The discourse of the reflective practitioner, originating in the work of Schon (1983) and developed for teacher education practice through the work of Zeichner (1983), Calderhead (1991) and Pollard (2002), sees teaching not so much as the deployment of skills and competences to a learning situation, but as developing a professional and informed judgment about learning based on a valid reflection on the needs of learners and the supporting theoretical frameworks around these aspects of practice. It is seen as an efficient driver of standards as its basic assumption is that of improving practice at each subsequent teaching learning encounter. From this perspective effective science teachers are seen as those who raise standards of teaching and learning through a careful reflection upon experience and through acting upon that experience to enhance its quality.
Evidence from research such as the Professional Identities Project (Moore, Edwards, Haplin and George 2002) and the Autobiography and Reflective Practice Project (Moore and Ash 2002) indicates that science teachers’ descriptions of good science teaching had dense representations of the concepts of constructivism, inquiry and reflective practice.

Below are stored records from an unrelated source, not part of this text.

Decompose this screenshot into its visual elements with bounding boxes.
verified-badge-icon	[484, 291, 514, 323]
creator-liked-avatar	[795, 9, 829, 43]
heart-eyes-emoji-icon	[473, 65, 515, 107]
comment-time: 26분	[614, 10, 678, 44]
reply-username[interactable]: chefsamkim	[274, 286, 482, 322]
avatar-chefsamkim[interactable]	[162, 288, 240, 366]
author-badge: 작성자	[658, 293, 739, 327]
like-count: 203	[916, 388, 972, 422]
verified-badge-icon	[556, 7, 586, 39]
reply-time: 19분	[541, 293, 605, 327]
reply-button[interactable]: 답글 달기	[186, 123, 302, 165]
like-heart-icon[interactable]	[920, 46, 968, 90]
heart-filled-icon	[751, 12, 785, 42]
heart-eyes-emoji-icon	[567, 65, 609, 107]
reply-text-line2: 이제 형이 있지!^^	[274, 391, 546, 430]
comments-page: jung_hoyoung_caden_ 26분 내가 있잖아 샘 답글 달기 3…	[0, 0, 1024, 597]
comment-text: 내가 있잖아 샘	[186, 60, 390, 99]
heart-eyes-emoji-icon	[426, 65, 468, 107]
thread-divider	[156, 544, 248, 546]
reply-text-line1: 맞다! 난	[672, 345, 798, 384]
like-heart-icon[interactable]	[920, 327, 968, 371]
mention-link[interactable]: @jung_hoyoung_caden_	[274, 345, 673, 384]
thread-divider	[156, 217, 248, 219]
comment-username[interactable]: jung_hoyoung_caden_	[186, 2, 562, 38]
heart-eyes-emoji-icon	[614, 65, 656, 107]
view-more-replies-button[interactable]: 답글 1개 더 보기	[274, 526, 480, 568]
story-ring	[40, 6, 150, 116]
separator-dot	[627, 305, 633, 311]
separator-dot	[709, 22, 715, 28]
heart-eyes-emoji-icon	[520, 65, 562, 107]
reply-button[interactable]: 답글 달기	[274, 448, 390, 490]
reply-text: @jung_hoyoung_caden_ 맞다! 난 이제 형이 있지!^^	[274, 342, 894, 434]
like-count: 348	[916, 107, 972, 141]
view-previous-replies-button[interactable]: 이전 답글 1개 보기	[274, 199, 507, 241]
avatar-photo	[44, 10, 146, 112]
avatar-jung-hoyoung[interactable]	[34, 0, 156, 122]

A key aspect of this research was to identify the epistemological orientations of current science educators in the two countries.
Dominant paradigms in science teacher training
The need for quality teachers is a key objective of teacher preparation programmes. Debate and controversy however surround the notion of what good science teaching is. Amidst the divergent views about what constitutes good science teaching are four dominant paradigms, the competent craftsperson, the reflective practitioner, the academic and the charismatic discourses. Moore (2004) provides a comprehensive analysis of these different orientations and argues that the paradigms exist uneasily around diametrically opposed assumptions about good teaching yet they share a lot in common at their points of intersection. The figure below is an attempt to map the field of forces around these key discourses of good teaching. The centre of this field represents what could be referred to as the ideal teacher prototype, rarely achieved because of the underlying assumptions held by trainers and trainees alike which tend to gravitate towards the corners of the field rather than the centre.